When I came to Montreal, I really had the chance to roll my sleeves up and do much more of that kind of work myself. What I love about this congregation, and what’s also really challenging about it, is that it’s the only Reform synagogue in Montreal and really in all of Québec and eastern Canada. People come here from all over, looking for a more progressive type of Judaism, where interfaith families are welcomed, where queer families are welcomed, where there’s absolute equality and care about social justice. Because I had come from New York, where it’s not novel to be a woman and a rabbi, where it’s not novel to be gay and in a synagogue, I felt I had the background and the confidence to say, ‘Yes, these are all the things I can bring, but it’s not about me. I’m here to be a rabbi to everyone.’  

For all that, this has been a really testing time for bridge-building, given everything that’s happened in Israel and Gaza. A lot of communities are hurting. We’re seeing a rise in antisemitism, which is really sobering. And at a time when I think people are taking refuge and comfort in having things be really black and white, we’re a place of grey. We’re a place that tries to hear different voices and different stories, even when they’re challenging and painful. It’s a hard time to do that. Doing that is very much a balancing act. My hopes are that we can keep building this community and strengthening it, so that it can continue to be a home to people who are on all kinds of different journeys with all kinds of different stories. We can only do our best.  

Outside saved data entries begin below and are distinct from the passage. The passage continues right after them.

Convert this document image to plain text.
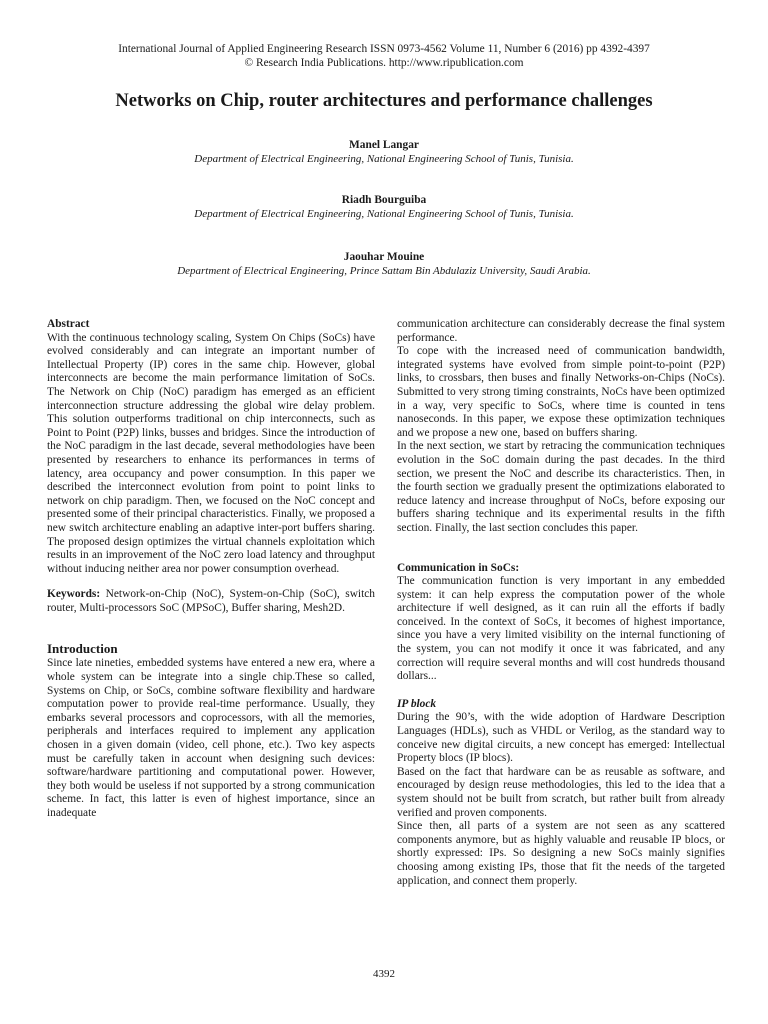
International Journal of Applied Engineering Research ISSN 0973-4562 Volume 11, Number 6 (2016) pp 4392-4397
© Research India Publications. http://www.ripublication.com
Networks on Chip, router architectures and performance challenges
Manel Langar
Department of Electrical Engineering, National Engineering School of Tunis, Tunisia.
Riadh Bourguiba
Department of Electrical Engineering, National Engineering School of Tunis, Tunisia.
Jaouhar Mouine
Department of Electrical Engineering, Prince Sattam Bin Abdulaziz University, Saudi Arabia.

Abstract

With the continuous technology scaling, System On Chips (SoCs) have evolved considerably and can integrate an important number of Intellectual Property (IP) cores in the same chip. However, global interconnects are become the main performance limitation of SoCs. The Network on Chip (NoC) paradigm has emerged as an efficient interconnection structure addressing the global wire delay problem. This solution outperforms traditional on chip interconnects, such as Point to Point (P2P) links, busses and bridges. Since the introduction of the NoC paradigm in the last decade, several methodologies have been presented by researchers to enhance its performances in terms of latency, area occupancy and power consumption. In this paper we described the interconnect evolution from point to point links to network on chip paradigm. Then, we focused on the NoC concept and presented some of their principal characteristics. Finally, we proposed a new switch architecture enabling an adaptive inter-port buffers sharing. The proposed design optimizes the virtual channels exploitation which results in an improvement of the NoC zero load latency and throughput without inducing neither area nor power consumption overhead.

Keywords: Network-on-Chip (NoC), System-on-Chip (SoC), switch router, Multi-processors SoC (MPSoC), Buffer sharing, Mesh2D.

Introduction

Since late nineties, embedded systems have entered a new era, where a whole system can be integrate into a single chip.These so called, Systems on Chip, or SoCs, combine software flexibility and hardware computation power to provide real-time performance. Usually, they embarks several processors and coprocessors, with all the memories, peripherals and interfaces required to implement any application chosen in a given domain (video, cell phone, etc.). Two key aspects must be carefully taken in account when designing such devices: software/hardware partitioning and computational power. However, they both would be useless if not supported by a strong communication scheme. In fact, this latter is even of highest importance, since an inadequate

communication architecture can considerably decrease the final system performance.

To cope with the increased need of communication bandwidth, integrated systems have evolved from simple point-to-point (P2P) links, to crossbars, then buses and finally Networks-on-Chips (NoCs). Submitted to very strong timing constraints, NoCs have been optimized in a way, very specific to SoCs, where time is counted in tens nanoseconds. In this paper, we expose these optimization techniques and we propose a new one, based on buffers sharing.

In the next section, we start by retracing the communication techniques evolution in the SoC domain during the past decades. In the third section, we present the NoC and describe its characteristics. Then, in the fourth section we gradually present the optimizations elaborated to reduce latency and increase throughput of NoCs, before exposing our buffers sharing technique and its experimental results in the fifth section. Finally, the last section concludes this paper.

Communication in SoCs:

The communication function is very important in any embedded system: it can help express the computation power of the whole architecture if well designed, as it can ruin all the efforts if badly conceived. In the context of SoCs, it becomes of highest importance, since you have a very limited visibility on the internal functioning of the system, you can not modify it once it was fabricated, and any correction will require several months and will cost hundreds thousand dollars...

IP block

During the 90’s, with the wide adoption of Hardware Description Languages (HDLs), such as VHDL or Verilog, as the standard way to conceive new digital circuits, a new concept has emerged: Intellectual Property blocs (IP blocs).

Based on the fact that hardware can be as reusable as software, and encouraged by design reuse methodologies, this led to the idea that a system should not be built from scratch, but rather built from already verified and proven components.

Since then, all parts of a system are not seen as any scattered components anymore, but as highly valuable and reusable IP blocs, or shortly expressed: IPs. So designing a new SoCs mainly signifies choosing among existing IPs, those that fit the needs of the targeted application, and connect them properly.

4392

‘It’s phenomenal the way the legacy has been redefined and reimagined’ 

One of the things I’ve been thinking about a lot is that campuses ought to be places where we can have conversations. I think it’s possible to have safe space which is also uncomfortable space, and where we grow the muscles to be able to have tough conversations. It’s sad to see that not happening in a lot of ways, but I try to hold on to the fact that it is possible.  

The Rhodes community is already becoming a place that fosters intentional conversations across difference, and my hope would be for more of that. It’s ironic, because we know it started as such a specific, white male English/American vision of what leadership looked like and what the world looked like, and I think it’s phenomenal the way the legacy has been redefined and reimagined. I would love to see more shared opportunities alongside the individual opportunity that the Scholarship gives people, so that when something is going on in the world, we can use our networks to learn from one another. As Rhodes Scholars, we know that people have invested in us, and we want to give back.